Umutların gizlendiği, kederlerin kaybolduğu, hüznün, derdin yüz çehresine derin kazındığı, her bir saç telinin yüzlerce sıkıntıya hane olduğu, hayatın çekilmezliğine göğüs geren…
İnsanlığın daralmasına, kaybolmasına azimle çalışanların yutulmaz ama yutulmaya zorlanan, balyoz ve balta darbelerine maruz kalan, sabırla, şükürle hep ortamı yumuşatma adına sükûnetle yutkunan Koca Çınar…
Dünyanın ve toplumunun ağır yükünü yükleyip, ağır adımlarla hayata tutunan, düşünürken gözleri dolan, dalarken yüreği burkulan, kimse görmesin etkilenmesin diye gözyaşlarını içine akıtan, geçmişe sevinen, bugüne telaşlanan, yarınlara kaygıları olan Koca Çınar…
Kadrin bilinmiyor Koca Çınar! Çünkü bilinmez çınarların kadri ta ki gölgesinden, güzelliğinden, azametinden ayrı kalmadıkça, mahrum olmadıkça…
Çünkü çınarlar yaşarken gerçek değerleri bilinmez, dışları sağlam gibi gözükse de, içleri yanıktır, haraptır, parça parçadır…
Koca Çınar! Seni bugün daha iyi anlıyoruz, 90’lı yılların Askeri yasak bölgelerinde gençliğin verdiği hevesle top koştururken, eğlenceden ve oyunlardan başka bir şey düşünmeyen, görmeyen bizlerin başına bir şeyler gelir kaygısıyla hep nöbet bekler o yasak bölgelerden uzak tutardın, tutmaya çalışırdın.
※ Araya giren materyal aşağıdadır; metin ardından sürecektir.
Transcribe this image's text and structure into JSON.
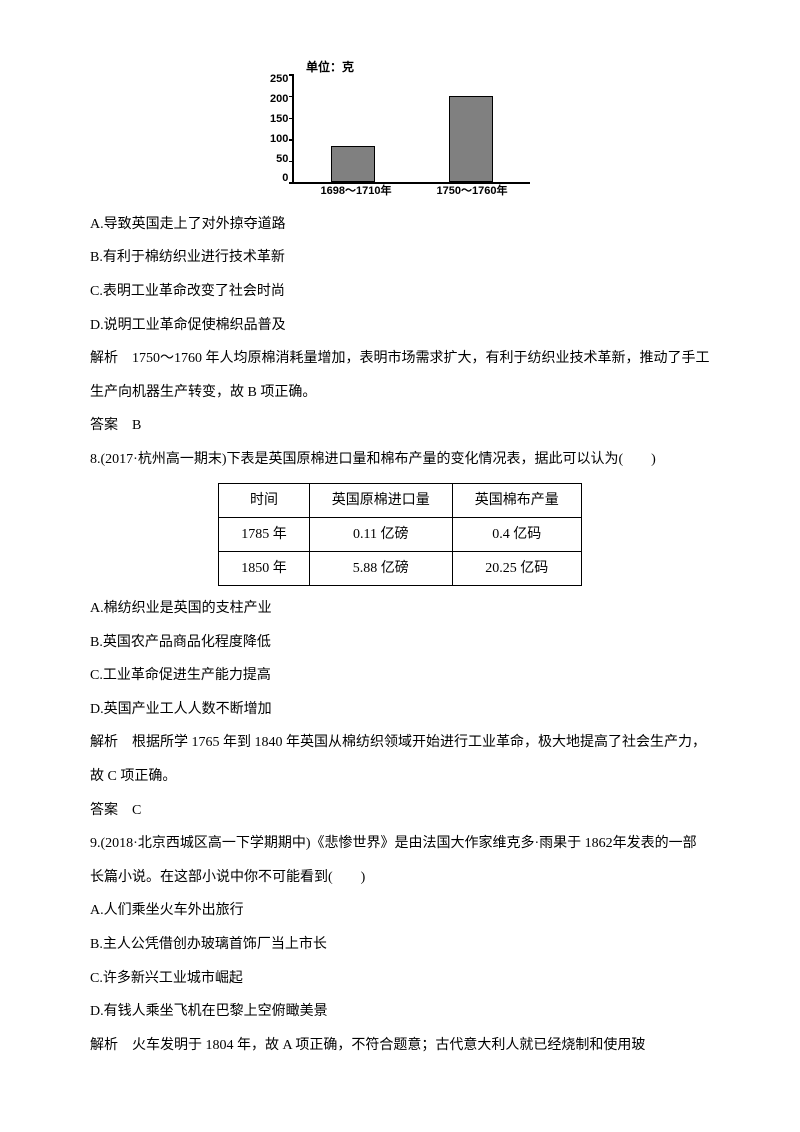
{
  "chart": {
    "unit_label": "单位：克",
    "y_ticks": [
      "250",
      "200",
      "150",
      "100",
      "50",
      "0"
    ],
    "y_max": 250,
    "bars": [
      {
        "label": "1698～1710年",
        "value": 85
      },
      {
        "label": "1750～1760年",
        "value": 200
      }
    ],
    "bar_color": "#808080",
    "axis_color": "#000000",
    "background": "#ffffff"
  },
  "q7": {
    "optA": "A.导致英国走上了对外掠夺道路",
    "optB": "B.有利于棉纺织业进行技术革新",
    "optC": "C.表明工业革命改变了社会时尚",
    "optD": "D.说明工业革命促使棉织品普及",
    "explain": "解析　1750～1760 年人均原棉消耗量增加，表明市场需求扩大，有利于纺织业技术革新，推动了手工生产向机器生产转变，故 B 项正确。",
    "answer": "答案　B"
  },
  "q8": {
    "stem": "8.(2017·杭州高一期末)下表是英国原棉进口量和棉布产量的变化情况表，据此可以认为(　　)",
    "table": {
      "header": [
        "时间",
        "英国原棉进口量",
        "英国棉布产量"
      ],
      "rows": [
        [
          "1785 年",
          "0.11 亿磅",
          "0.4 亿码"
        ],
        [
          "1850 年",
          "5.88 亿磅",
          "20.25 亿码"
        ]
      ]
    },
    "optA": "A.棉纺织业是英国的支柱产业",
    "optB": "B.英国农产品商品化程度降低",
    "optC": "C.工业革命促进生产能力提高",
    "optD": "D.英国产业工人人数不断增加",
    "explain": "解析　根据所学 1765 年到 1840 年英国从棉纺织领域开始进行工业革命，极大地提高了社会生产力，故 C 项正确。",
    "answer": "答案　C"
  },
  "q9": {
    "stem": "9.(2018·北京西城区高一下学期期中)《悲惨世界》是由法国大作家维克多·雨果于 1862年发表的一部长篇小说。在这部小说中你不可能看到(　　)",
    "optA": "A.人们乘坐火车外出旅行",
    "optB": "B.主人公凭借创办玻璃首饰厂当上市长",
    "optC": "C.许多新兴工业城市崛起",
    "optD": "D.有钱人乘坐飞机在巴黎上空俯瞰美景",
    "explain": "解析　火车发明于 1804 年，故 A 项正确，不符合题意；古代意大利人就已经烧制和使用玻"
  }
}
Biz kötülüğümüz için çabaladığını düşünürdük, lakin bölge içindeki ki tatsız olaylardan etkilenmememiz için susup kol kanat gerdiğini bilmezdik, habersiz olduğunu, bilmediğini tek derdinin biz gençlerin sevincini bölmek olduğunu düşlerdik…
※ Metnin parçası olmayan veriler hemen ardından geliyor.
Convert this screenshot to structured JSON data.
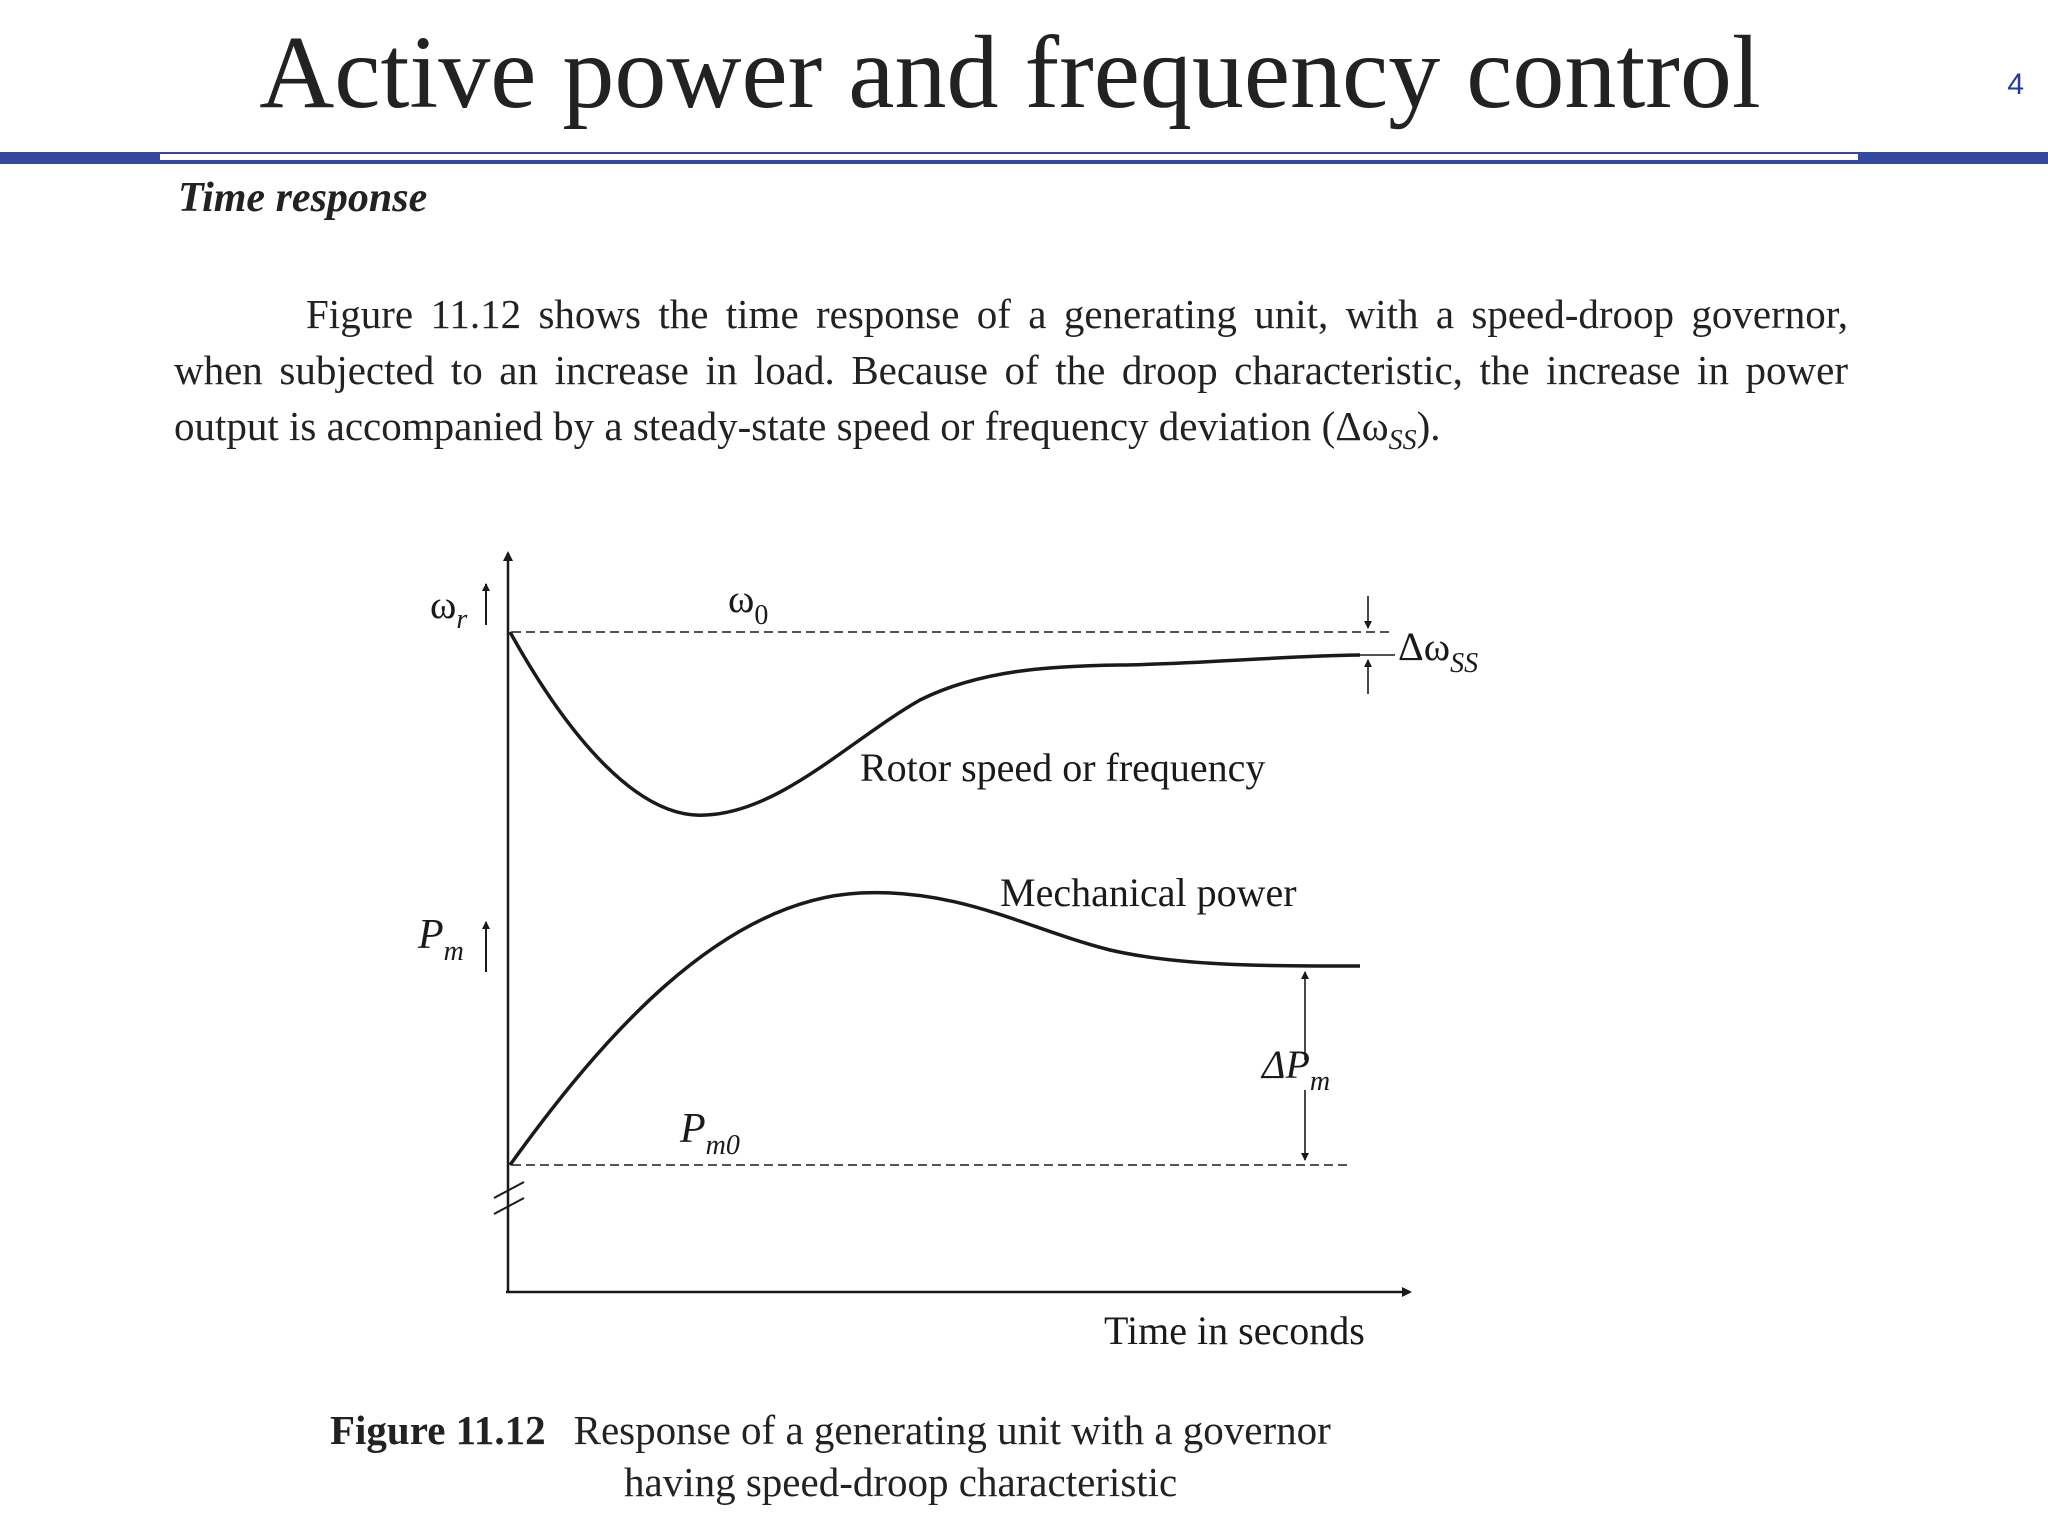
{
  "slide": {
    "title": "Active power and frequency control",
    "number": "4"
  },
  "section_heading": "Time response",
  "paragraph": {
    "text_before": "Figure 11.12 shows the time response of a generating unit, with a speed-droop governor, when subjected to an increase in load. Because of the droop characteristic, the increase in power output is accompanied by a steady-state speed or frequency deviation (Δω",
    "subscript": "SS",
    "text_after": ")."
  },
  "figure": {
    "labels": {
      "omega_r_main": "ω",
      "omega_r_sub": "r",
      "omega_0_main": "ω",
      "omega_0_sub": "0",
      "delta_omega_main": "Δω",
      "delta_omega_sub": "SS",
      "rotor_curve": "Rotor speed or frequency",
      "mech_curve": "Mechanical power",
      "pm_main": "P",
      "pm_sub": "m",
      "pm0_main": "P",
      "pm0_sub": "m0",
      "delta_pm_main": "ΔP",
      "delta_pm_sub": "m",
      "time_axis": "Time in seconds"
    },
    "caption": {
      "number": "Figure 11.12",
      "line1": "Response of a generating unit with a governor",
      "line2": "having speed-droop characteristic"
    }
  }
}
Ey Koca Çınar! Köyümüzün talan olmaya başladığı gün seni az da olsa anladık. Hani 3 gün 3 gece sizden ayrı kalmak vardı. Bir tarafta görünürsünüz, köye doğru gelirsiniz heyecanı diğer tarafta gerçekten doğru mudur acaba aramızdan ayrıldılar mı? Kaygısı, tereddüdü ve sizin yaşadığınızın bir an çıkıp gelme özlemi umudu vardı…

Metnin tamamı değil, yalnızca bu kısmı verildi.